Perbedaan kecemasan yang dialami responden pun berbeda antara
yang satu dengan yang lainnya. Hal ini dikarenakan masing-masing
responden memiliki keadaan psikis yang berbeda sehingga mereka juga
mempunyai sikap yang berbeda dalam menyikapi setiap perubahan yang
terjadi pada saat menopause. Perubahan yang muncul saat menopause
membuat mereka merasa khawatir bagaimana menjalani kehidupan
mereka selanjutnya. Sastrawinata (2008) juga menyebutkan bahwa
kecemasan yang muncul saat menopause sering dihubungkan dengan
adanya kekhawatiran dalam menghadapi situasi yang sebelumnya tidak
pernah dikhawatirkan.
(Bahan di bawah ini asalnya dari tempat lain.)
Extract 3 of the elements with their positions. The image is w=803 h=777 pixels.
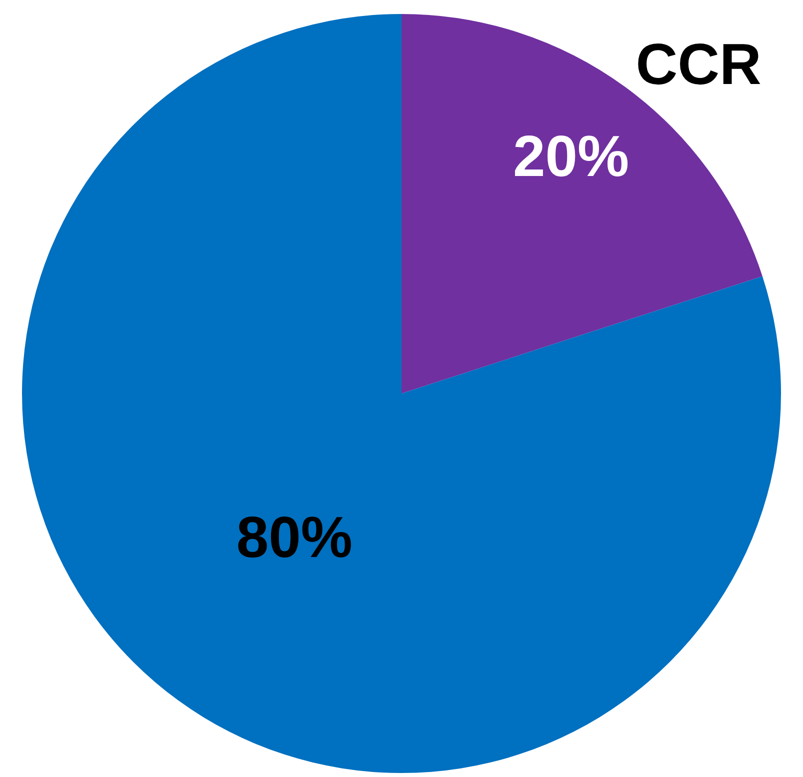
data-label: 80%	[236, 504, 352, 570]
slice-label: CCR	[636, 32, 762, 98]
data-label: 20%	[512, 124, 630, 190]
Berdasarkan teori tersebut, dapat disimpulkan
77
bahwa kecemasan yang muncul saat menopause disebabkan oleh adanya
penurunan hormon estrogen yang menyebabkan munculnya berbagai
macam keluhan fisik yang dapat mempengaruhi suasana hati (mood) dan
emosi seseorang sehingga membuat wanita menopause menjadi merasa
gelisah dan cemas.
2. Tingkat Kecemasan Sesudah Diberikan Terapi Musik Klasik terhadap
Responden
Hasil penelitian ini menunjukkan bahwa tingkat kecemasan sesudah
dilakukan terapi musik klasik pada wanita menopause mayoritas berada
dalam tingkat kecemasan ringan yaitu sebanyak 14 orang (63,6%).
Artinya, terdapat penurunan tingkat kecemasan setelah mendengarkan
musik klasik. Hasil penelitian lain yang dilakukan oleh Prihananda dkk
(2011) dengan uji statistik menggunakan uji paired t-test diperoleh hasil
pre test perlakuan > post test perlakuan, artinya terdapat adanya penurunan
kecemasan setelah diberikan terapi musik klasik.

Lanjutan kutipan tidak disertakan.